Make it clear what you’re asking for. It could be expertise, advisors, or capital. Make sure people know why you’re pitching.
One of the biggest mistakes a start-up founder can make is bungle a pitch. A pitch is a make-or-break opportunity for any start-up. It can open doors for you, whether you are looking for capital, expertise or advisors. So how can you succeed during a nerve-racking pitch? Here are some tips for how to execute a winning presentation.
1. Explain things simply
Before nerves get to you, keep in mind that it’s important to keep things simple. You should be able to convey your idea in one sentence. An idea that can’t be explained in a single sentence is doubtful. Adeo Ressi of the Founder Institute has a simple formula for creating a one-sentence pitch: “My company, (insert name of company) is developing (a defined offering) to help (a defined audience) (solve a problem) with (secret sauce).”
In addition, every business should have a 20 to 30 second elevator pitch, which should be based on your one-sentence pitch. It also makes sense to have three minute and five minute versions of your pitch prepared. The goal is to explain your business as succinctly as possible.
2. Demonstrate your traction
Include in your spiel how you’re getting traction. The reason why traction is important to investors is because it’s an indicator of progress and momentum. Companies rely on revenue and customer response to measure traction. While it’s important to chase a large market and support your spiel with some market size data, it’s probably more important to show how you’re getting traction. How many customers do you have? Or how many trial customers have you signed up?
3. Give the investors what they’re looking for
In addition to traction, investors are looking for the answers to these questions: do you have a top notch team that can deliver the goods? Are you going after a large market – one where you could have lots of customers? What’s the problem you’re solving? Is it a real problem? Could your solution be the answer?
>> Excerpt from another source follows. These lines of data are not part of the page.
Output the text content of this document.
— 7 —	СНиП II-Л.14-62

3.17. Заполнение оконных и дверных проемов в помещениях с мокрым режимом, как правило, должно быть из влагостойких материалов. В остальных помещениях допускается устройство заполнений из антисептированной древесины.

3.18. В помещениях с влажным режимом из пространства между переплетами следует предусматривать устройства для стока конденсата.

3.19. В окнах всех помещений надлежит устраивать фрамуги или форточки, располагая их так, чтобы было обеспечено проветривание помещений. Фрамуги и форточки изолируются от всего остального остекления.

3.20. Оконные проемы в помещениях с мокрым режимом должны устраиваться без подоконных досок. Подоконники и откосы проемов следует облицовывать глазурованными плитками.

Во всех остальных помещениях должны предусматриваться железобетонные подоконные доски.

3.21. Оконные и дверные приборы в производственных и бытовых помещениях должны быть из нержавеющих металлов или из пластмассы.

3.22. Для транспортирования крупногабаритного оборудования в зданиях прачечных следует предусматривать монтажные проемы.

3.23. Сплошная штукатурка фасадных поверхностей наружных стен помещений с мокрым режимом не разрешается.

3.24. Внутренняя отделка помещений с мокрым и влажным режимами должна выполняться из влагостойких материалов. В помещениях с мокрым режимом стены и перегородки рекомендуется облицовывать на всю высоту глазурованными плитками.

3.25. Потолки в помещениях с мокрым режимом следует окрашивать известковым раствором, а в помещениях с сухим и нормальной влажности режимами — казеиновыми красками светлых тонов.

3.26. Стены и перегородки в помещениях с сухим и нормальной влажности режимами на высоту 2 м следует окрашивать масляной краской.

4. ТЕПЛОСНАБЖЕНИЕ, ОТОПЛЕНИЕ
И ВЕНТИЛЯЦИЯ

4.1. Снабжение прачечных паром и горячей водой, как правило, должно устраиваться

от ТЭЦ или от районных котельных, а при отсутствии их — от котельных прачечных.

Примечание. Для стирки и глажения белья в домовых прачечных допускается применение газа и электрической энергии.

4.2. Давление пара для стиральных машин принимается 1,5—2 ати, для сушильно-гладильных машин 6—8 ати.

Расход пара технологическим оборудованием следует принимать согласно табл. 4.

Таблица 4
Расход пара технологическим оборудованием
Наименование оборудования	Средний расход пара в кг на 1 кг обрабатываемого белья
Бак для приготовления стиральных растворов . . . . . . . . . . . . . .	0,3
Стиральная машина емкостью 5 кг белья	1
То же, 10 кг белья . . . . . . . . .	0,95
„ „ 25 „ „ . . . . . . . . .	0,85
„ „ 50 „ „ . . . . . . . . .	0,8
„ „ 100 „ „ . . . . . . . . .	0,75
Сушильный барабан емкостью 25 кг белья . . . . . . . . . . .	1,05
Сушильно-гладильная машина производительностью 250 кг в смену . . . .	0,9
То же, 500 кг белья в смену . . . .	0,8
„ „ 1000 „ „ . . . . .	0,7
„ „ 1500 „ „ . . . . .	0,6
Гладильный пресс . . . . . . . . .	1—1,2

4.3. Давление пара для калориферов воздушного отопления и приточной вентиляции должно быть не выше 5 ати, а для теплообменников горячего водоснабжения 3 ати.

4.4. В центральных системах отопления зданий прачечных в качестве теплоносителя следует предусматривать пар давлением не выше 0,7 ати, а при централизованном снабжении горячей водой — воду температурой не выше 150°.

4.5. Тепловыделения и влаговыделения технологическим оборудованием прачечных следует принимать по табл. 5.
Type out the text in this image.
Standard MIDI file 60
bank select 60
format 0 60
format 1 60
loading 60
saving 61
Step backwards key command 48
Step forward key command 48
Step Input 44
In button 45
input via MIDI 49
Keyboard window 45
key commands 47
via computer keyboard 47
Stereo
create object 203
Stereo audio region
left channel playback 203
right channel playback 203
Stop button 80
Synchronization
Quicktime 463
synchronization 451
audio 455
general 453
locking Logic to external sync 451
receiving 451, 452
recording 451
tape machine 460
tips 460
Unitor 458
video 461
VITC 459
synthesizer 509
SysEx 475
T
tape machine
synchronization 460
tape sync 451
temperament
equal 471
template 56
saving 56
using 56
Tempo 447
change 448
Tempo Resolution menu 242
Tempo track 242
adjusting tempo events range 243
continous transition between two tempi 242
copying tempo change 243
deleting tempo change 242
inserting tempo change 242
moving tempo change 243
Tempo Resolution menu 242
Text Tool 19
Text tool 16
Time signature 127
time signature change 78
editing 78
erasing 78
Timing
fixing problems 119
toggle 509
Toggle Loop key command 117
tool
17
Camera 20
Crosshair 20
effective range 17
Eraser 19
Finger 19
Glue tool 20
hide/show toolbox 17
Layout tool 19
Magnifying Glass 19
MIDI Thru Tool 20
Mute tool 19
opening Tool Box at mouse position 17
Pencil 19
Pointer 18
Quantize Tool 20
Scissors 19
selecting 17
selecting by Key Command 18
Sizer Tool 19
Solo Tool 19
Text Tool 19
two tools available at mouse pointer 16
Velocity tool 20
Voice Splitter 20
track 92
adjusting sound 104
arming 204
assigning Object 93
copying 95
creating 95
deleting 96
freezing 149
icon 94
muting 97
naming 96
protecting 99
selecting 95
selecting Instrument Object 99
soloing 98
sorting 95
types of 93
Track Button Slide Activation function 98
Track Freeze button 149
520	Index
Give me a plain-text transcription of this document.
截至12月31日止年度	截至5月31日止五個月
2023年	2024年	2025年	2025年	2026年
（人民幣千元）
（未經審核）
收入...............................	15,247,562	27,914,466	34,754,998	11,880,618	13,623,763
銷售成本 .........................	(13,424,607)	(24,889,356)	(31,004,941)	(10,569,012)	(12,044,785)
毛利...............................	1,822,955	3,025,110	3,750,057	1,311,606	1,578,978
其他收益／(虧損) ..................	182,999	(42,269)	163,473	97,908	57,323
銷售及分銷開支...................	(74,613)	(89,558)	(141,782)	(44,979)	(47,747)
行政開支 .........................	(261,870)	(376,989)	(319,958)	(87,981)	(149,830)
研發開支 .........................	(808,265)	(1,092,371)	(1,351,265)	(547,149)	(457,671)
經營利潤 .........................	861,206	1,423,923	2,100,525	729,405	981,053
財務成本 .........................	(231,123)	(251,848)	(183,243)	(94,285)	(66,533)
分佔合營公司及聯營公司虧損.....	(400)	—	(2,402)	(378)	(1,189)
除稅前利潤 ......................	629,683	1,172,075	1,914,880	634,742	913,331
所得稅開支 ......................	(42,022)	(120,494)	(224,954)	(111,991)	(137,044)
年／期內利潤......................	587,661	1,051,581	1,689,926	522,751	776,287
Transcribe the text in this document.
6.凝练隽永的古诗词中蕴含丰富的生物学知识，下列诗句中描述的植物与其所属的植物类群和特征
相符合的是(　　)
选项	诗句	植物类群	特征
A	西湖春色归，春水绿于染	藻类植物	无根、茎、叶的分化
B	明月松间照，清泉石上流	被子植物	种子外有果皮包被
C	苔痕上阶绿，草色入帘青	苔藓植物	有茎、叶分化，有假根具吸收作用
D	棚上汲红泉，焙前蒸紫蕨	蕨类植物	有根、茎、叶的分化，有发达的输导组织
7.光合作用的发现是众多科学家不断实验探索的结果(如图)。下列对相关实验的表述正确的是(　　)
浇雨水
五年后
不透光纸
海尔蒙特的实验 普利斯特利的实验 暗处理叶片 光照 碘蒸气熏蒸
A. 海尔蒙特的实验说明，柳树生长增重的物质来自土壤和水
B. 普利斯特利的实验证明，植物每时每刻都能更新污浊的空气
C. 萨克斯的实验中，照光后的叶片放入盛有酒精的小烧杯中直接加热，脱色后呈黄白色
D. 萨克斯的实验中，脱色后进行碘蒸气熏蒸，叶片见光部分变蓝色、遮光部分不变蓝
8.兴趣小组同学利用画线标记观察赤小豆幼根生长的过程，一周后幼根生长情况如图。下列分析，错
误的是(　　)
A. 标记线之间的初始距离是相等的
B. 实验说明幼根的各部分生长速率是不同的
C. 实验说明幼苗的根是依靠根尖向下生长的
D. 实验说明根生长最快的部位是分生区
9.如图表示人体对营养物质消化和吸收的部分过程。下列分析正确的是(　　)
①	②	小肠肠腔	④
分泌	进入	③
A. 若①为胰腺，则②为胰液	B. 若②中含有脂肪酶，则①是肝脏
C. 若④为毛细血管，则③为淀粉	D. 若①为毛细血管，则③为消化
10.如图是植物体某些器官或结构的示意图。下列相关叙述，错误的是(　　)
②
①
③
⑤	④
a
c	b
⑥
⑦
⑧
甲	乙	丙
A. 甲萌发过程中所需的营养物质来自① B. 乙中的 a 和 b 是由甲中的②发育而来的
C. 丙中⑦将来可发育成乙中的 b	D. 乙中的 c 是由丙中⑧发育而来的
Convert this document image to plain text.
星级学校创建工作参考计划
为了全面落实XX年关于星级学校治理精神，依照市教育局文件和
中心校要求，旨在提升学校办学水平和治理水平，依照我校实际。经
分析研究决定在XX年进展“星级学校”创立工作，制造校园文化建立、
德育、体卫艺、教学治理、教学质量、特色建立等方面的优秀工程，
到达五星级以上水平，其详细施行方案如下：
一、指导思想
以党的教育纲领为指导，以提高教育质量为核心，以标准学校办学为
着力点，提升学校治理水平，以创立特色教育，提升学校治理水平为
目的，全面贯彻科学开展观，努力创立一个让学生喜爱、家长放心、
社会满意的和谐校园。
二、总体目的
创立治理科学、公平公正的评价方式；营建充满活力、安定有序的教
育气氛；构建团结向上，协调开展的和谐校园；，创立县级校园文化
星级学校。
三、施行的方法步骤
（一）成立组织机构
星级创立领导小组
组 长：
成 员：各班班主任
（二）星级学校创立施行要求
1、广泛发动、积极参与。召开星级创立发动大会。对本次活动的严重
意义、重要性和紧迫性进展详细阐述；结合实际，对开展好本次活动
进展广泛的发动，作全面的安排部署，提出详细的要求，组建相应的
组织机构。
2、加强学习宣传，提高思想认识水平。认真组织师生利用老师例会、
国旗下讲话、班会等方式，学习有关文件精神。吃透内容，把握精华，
4. Get your audience engaged
Give your audience a reason to stay engaged with you. Keep things short as well as interesting. Show your enthusiasm and keep things light and conversational. Remember the point of pitching is to pique people’s interest so they ask you more questions and set up another meeting!
5. End clearly
After your have informed them of who you are, end your pitch by telling them what you want. Make it clear what you’re asking for. It could be expertise, advisors, or capital! Make sure people know why you’re pitching.